This is a follow up to this MO question: Fully dualizable objects in classical field theories
Assuming the notation there (which in turn come from Topological Quantum Field Theories from Compact Lie Groups), let $G$ be a finite group. The one-object groupoid $*//G$ is then an object of the symmetric monoidal category $Fam_n$ for any fixed $n$. Then by the cobordism hypotesis, there is at most one (up to isomorphism) symmetric monoidal functor $F: Bord_n^{SO}\to Fam_n$ with $F(pt^+)=*//G$, and there exists such a functor precisely when $*//G$ is a fully dualizable object in $Fam_n$.

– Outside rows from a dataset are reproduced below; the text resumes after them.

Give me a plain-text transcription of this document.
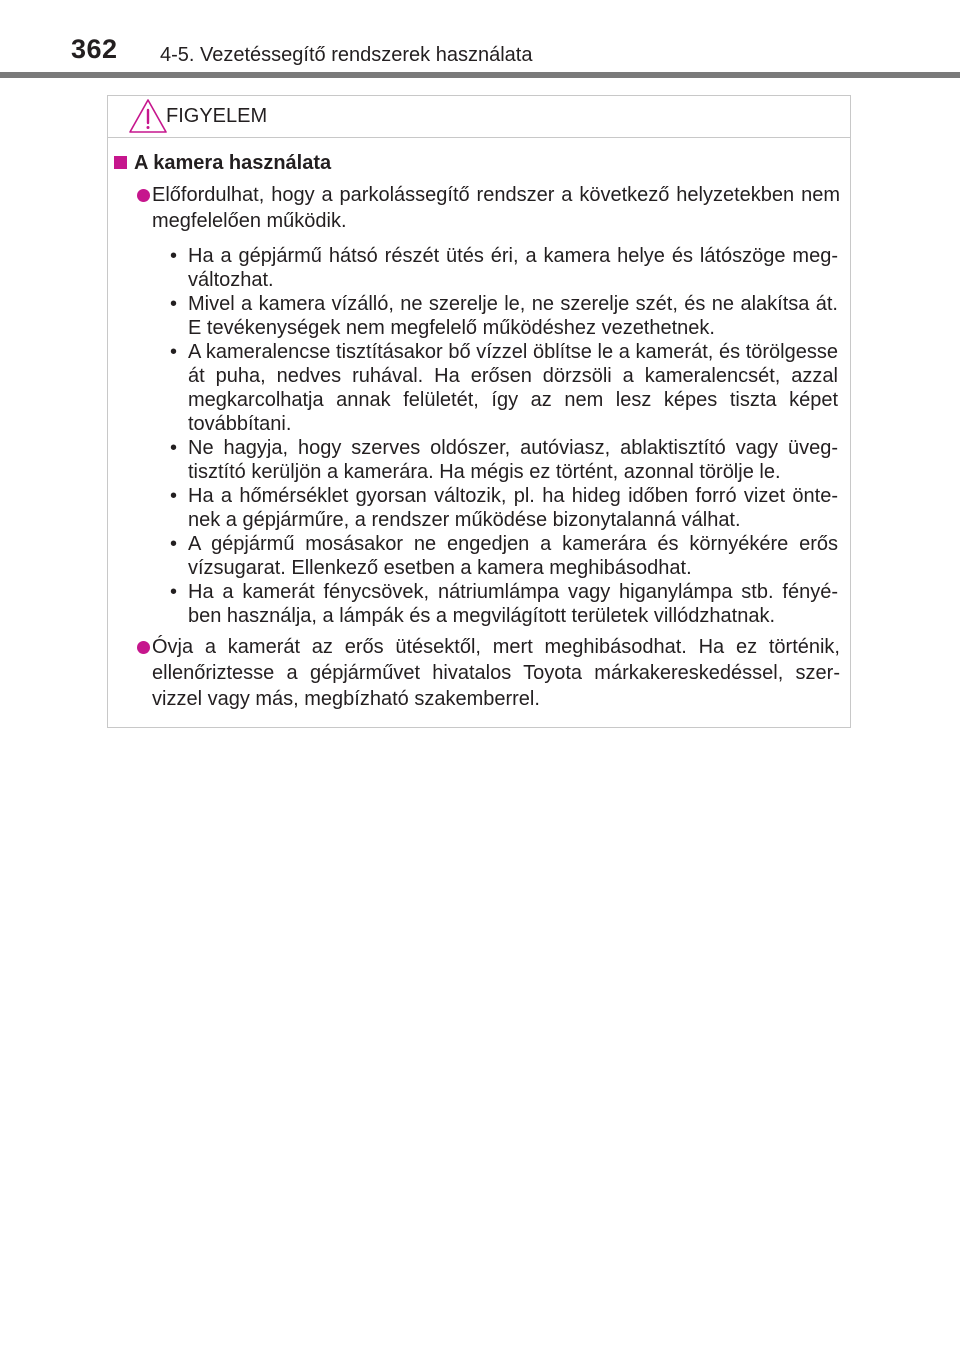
362 4-5. Vezetéssegítő rendszerek használata
FIGYELEM
A kamera használata
Előfordulhat, hogy a parkolássegítő rendszer a következő helyzetekben nem megfelelően működik.
• Ha a gépjármű hátsó részét ütés éri, a kamera helye és látószöge megváltozhat.
• Mivel a kamera vízálló, ne szerelje le, ne szerelje szét, és ne alakítsa át. E tevékenységek nem megfelelő működéshez vezethetnek.
• A kameralencse tisztításakor bő vízzel öblítse le a kamerát, és törölgesse át puha, nedves ruhával. Ha erősen dörzsöli a kameralencsét, azzal megkarcolhatja annak felületét, így az nem lesz képes tiszta képet továbbítani.
• Ne hagyja, hogy szerves oldószer, autóviasz, ablaktisztító vagy üvegtisztító kerüljön a kamerára. Ha mégis ez történt, azonnal törölje le.
• Ha a hőmérséklet gyorsan változik, pl. ha hideg időben forró vizet öntenek a gépjárműre, a rendszer működése bizonytalanná válhat.
• A gépjármű mosásakor ne engedjen a kamerára és környékére erős vízsugarat. Ellenkező esetben a kamera meghibásodhat.
• Ha a kamerát fénycsövek, nátriumlámpa vagy higanylámpa stb. fényében használja, a lámpák és a megvilágított területek villódzhatnak.
Óvja a kamerát az erős ütésektől, mert meghibásodhat. Ha ez történik, ellenőriztesse a gépjárművet hivatalos Toyota márkakereskedéssel, szervizzel vagy más, megbízható szakemberrel.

So since the functor $Bun_G$ assigning to a manifold $X$ the groupid of principal $G$-bundles on $X$ is clearly a symmetric monoidal functor $F: Bord_n^{SO}\to Fam_n$ with $F(pt^+)=*//G$ this should mean that:
i) for any finite group $G$, the groupoid $*//G$ is a fully dualizable object in $Fam_n$;
ii) $Bun_G$ is the unique $Fam_n$-valued fully extended TQFT determined by $G$ (i.e., with $F(pt^+)=*//G$).

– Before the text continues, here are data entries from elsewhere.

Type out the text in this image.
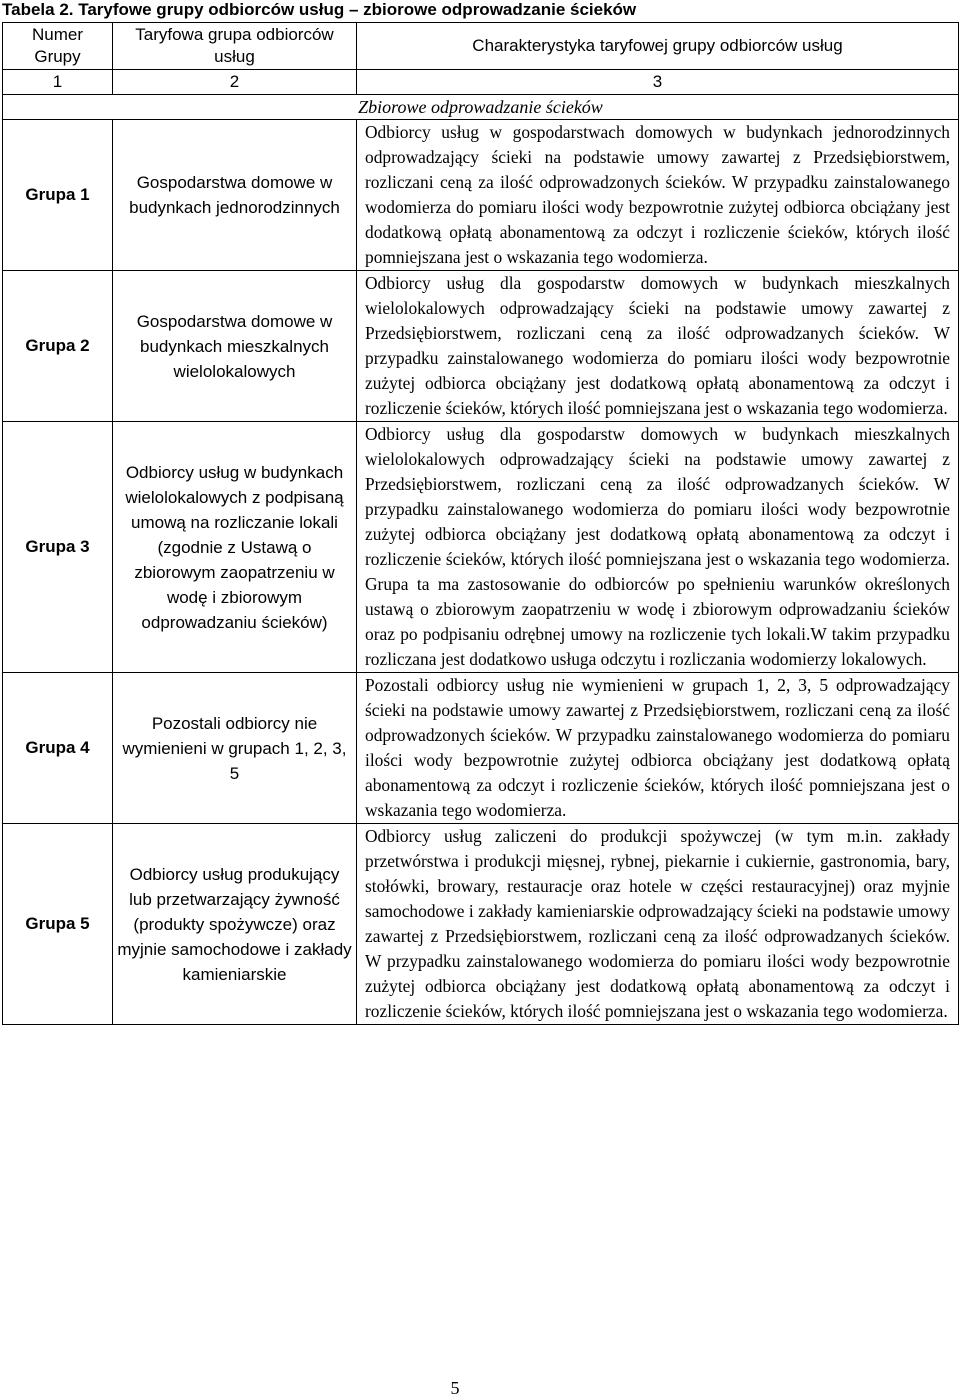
Tabela 2. Taryfowe grupy odbiorców usług – zbiorowe odprowadzanie ścieków
Numer Grupy	Taryfowa grupa odbiorców usług	Charakterystyka taryfowej grupy odbiorców usług
1	2	3
Zbiorowe odprowadzanie ścieków		
Grupa 1	Gospodarstwa domowe w budynkach jednorodzinnych	Odbiorcy usług w gospodarstwach domowych w budynkach jednorodzinnych odprowadzający ścieki na podstawie umowy zawartej z Przedsiębiorstwem, rozliczani ceną za ilość odprowadzonych ścieków. W przypadku zainstalowanego wodomierza do pomiaru ilości wody bezpowrotnie zużytej odbiorca obciążany jest dodatkową opłatą abonamentową za odczyt i rozliczenie ścieków, których ilość pomniejszana jest o wskazania tego wodomierza.
Grupa 2	Gospodarstwa domowe w budynkach mieszkalnych wielolokalowych	Odbiorcy usług dla gospodarstw domowych w budynkach mieszkalnych wielolokalowych odprowadzający ścieki na podstawie umowy zawartej z Przedsiębiorstwem, rozliczani ceną za ilość odprowadzanych ścieków. W przypadku zainstalowanego wodomierza do pomiaru ilości wody bezpowrotnie zużytej odbiorca obciążany jest dodatkową opłatą abonamentową za odczyt i rozliczenie ścieków, których ilość pomniejszana jest o wskazania tego wodomierza.
Grupa 3	Odbiorcy usług w budynkach wielolokalowych z podpisaną umową na rozliczanie lokali (zgodnie z Ustawą o zbiorowym zaopatrzeniu w wodę i zbiorowym odprowadzaniu ścieków)	Odbiorcy usług dla gospodarstw domowych w budynkach mieszkalnych wielolokalowych odprowadzający ścieki na podstawie umowy zawartej z Przedsiębiorstwem, rozliczani ceną za ilość odprowadzanych ścieków. W przypadku zainstalowanego wodomierza do pomiaru ilości wody bezpowrotnie zużytej odbiorca obciążany jest dodatkową opłatą abonamentową za odczyt i rozliczenie ścieków, których ilość pomniejszana jest o wskazania tego wodomierza. Grupa ta ma zastosowanie do odbiorców po spełnieniu warunków określonych ustawą o zbiorowym zaopatrzeniu w wodę i zbiorowym odprowadzaniu ścieków oraz po podpisaniu odrębnej umowy na rozliczenie tych lokali.W takim przypadku rozliczana jest dodatkowo usługa odczytu i rozliczania wodomierzy lokalowych.
Grupa 4	Pozostali odbiorcy nie wymienieni w grupach 1, 2, 3, 5	Pozostali odbiorcy usług nie wymienieni w grupach 1, 2, 3, 5 odprowadzający ścieki na podstawie umowy zawartej z Przedsiębiorstwem, rozliczani ceną za ilość odprowadzonych ścieków. W przypadku zainstalowanego wodomierza do pomiaru ilości wody bezpowrotnie zużytej odbiorca obciążany jest dodatkową opłatą abonamentową za odczyt i rozliczenie ścieków, których ilość pomniejszana jest o wskazania tego wodomierza.
Grupa 5	Odbiorcy usług produkujący lub przetwarzający żywność (produkty spożywcze) oraz myjnie samochodowe i zakłady kamieniarskie	Odbiorcy usług zaliczeni do produkcji spożywczej (w tym m.in. zakłady przetwórstwa i produkcji mięsnej, rybnej, piekarnie i cukiernie, gastronomia, bary, stołówki, browary, restauracje oraz hotele w części restauracyjnej) oraz myjnie samochodowe i zakłady kamieniarskie odprowadzający ścieki na podstawie umowy zawartej z Przedsiębiorstwem, rozliczani ceną za ilość odprowadzanych ścieków. W przypadku zainstalowanego wodomierza do pomiaru ilości wody bezpowrotnie zużytej odbiorca obciążany jest dodatkową opłatą abonamentową za odczyt i rozliczenie ścieków, których ilość pomniejszana jest o wskazania tego wodomierza.
5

If so, a classical (fully extended) topological field theory from a finite group $G$ in the sense of Freed-Hopkins-Lurie-Teleman would reduce to the datum of a (fully dualizable) $n$-representation $G\to \mathcal{C}$, for $\mathcal{C}$ a symmetric monoidal $n$-category.
My question is: are there other classical examples of these (fully dualizable) $n$-representations of finite groups than those considered in Freed-Hopkins-Lurie-Teleman's paper? which are the TQFTs associated with these examples?